Now, I think we have talked about this before, inviting Chris Shoot to come
and talk about the ICD-10 revision activity the WHO is beginning to work on. We
should invite him and see if he is available. I think we also will likely have
a privacy letter of some nature as an action item. We also heard about in our
updates from the department about this work that is starting on PHR
evaluations. I think maybe we can get a briefing on exactly what is being
contemplated and how that is going to be approached. Hopefully we will hear
from CMS a little more.
DR. DEERING: If you are interested, there is reference in the letter report
on secondary uses about work being done by OHRP on guidance. I have a meeting
on Thursday or Friday with them to find out what the timetable is a little bit
more about it. If the committee wanted to pursue that direction and hear from
OHRP about the work that it is doing on some of the issues that we have touched
on here. The timing may not yet be right in November, but I will know in a
couple of days.
DR. COHN: Okay, great. We will look forward to that. Final comment, Jeff?
MR. BLAIR: One of the things that I think would be good for us to look at
because it is becoming more clear now. For years we have encouraged standards
that would enable interoperability. ONC has put forth the NHIN trial and
limitations. They have done that along with AHIC and HSPE. One thing that has
come out of that is a set of standards for interoperability, which is really
very assertive, very dramatic. I think it would be helpful if we have someone
from HSPE talk to us about these set of profiles that are going to be
implemented under this NHIN contract, which will be done in 9 months after the
November piece. This is transformative. This is a huge step forward on a very
aggressive plan, and I think we need to be aware of this major change. I think
it would be appropriate to be at the November meeting.
MS. GREENBERG: In particular, since I think those contracts through the IRP
or whatever does reference several things that the National Committee has
several recommendations made by the National Committee specifically to hear
–
MR. BLAIR: All those contracts are building. They explicitly state they are
building on our NHIN recommendations. They are building on our privacy
recommendations. They are taking a bit step forward based on those.
MS. GREENBERG: Do you think November is the right time or February?
MR. BLAIR: Well, in November, they will have let the contracts. I think
they are so busy right now that it is really hard for them to come up for air.

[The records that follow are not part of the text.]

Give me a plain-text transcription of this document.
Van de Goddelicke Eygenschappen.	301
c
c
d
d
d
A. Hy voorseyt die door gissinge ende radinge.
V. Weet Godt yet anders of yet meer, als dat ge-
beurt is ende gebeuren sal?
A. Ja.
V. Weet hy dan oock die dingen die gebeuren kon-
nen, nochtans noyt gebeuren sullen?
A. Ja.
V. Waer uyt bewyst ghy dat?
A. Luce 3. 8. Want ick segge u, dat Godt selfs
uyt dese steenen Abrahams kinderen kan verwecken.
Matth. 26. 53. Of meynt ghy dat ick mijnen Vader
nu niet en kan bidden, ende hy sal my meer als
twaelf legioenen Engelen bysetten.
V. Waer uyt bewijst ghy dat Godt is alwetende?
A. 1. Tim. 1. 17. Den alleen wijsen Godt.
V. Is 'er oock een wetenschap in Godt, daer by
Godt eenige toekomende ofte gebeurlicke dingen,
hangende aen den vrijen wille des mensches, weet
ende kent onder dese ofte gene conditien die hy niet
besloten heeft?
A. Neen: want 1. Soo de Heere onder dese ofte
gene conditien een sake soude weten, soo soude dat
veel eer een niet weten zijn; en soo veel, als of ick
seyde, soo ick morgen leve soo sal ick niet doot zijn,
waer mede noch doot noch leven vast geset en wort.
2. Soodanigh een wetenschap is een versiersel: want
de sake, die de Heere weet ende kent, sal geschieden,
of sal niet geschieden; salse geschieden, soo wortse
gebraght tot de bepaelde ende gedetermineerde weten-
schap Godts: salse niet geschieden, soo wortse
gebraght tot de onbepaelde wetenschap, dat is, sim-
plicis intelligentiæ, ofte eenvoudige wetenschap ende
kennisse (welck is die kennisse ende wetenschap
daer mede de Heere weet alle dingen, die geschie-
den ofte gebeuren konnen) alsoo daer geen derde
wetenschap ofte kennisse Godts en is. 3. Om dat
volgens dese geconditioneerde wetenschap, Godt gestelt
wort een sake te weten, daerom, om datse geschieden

I think that point, they could say, what are their expectations out of these
trial implementations?
Agenda Item: Meeting Reflections, Concluding
Remarks
DR. COHN: Now, we have about three minutes left. I always try to end it
just on time, and we are very close. Just a question for people about how the
meeting went, suggestions for improvement, and we obviously already heard from
Gene that we need to not wordsmith. Larry has made a comment about making sure
about expectations about getting things out on time and having people read them
prior to coming to meetings. Beyond that, any thoughts or suggestions for
things we can do to improve the meeting? I think the next thing we will –
we will be at the Humphrey building.
MS. GREENBERG: Well, it is all dependent on the Hubert Humphrey building.
That is always our first option.
MR. BLAIR: Is Hubert not cooperating with us again?
MS. GREENBERG: They do not have a space in November? Okay. Do we know where
it is going to be? I guess not. We would not mind hearing also how you found
this location.
DR. FRANCIS: It is a great location only if we know in advance so we can
actually book here.
DR. COHN: Other comments?
DR. GREEN: Denver is a great place to have a meeting.
MS. GREENSBERG: Have we ever had a hearing in Denver?
DR. COHN: Well, we are always open to suggestions for improvement. As I
said, hopefully November will be a little lighter on the schedule and a little
more time for discussion with some of the outside people. If you have some
thoughts about other people we should be hearing about, any reports being
developed that would be useful for us to be briefed about that we can discuss,
I think that would certainly work well.
With that, the meeting is adjourned. I want to thank you all for your
participation.
Whereupon at of 2:45 pm the plenary session was concluded.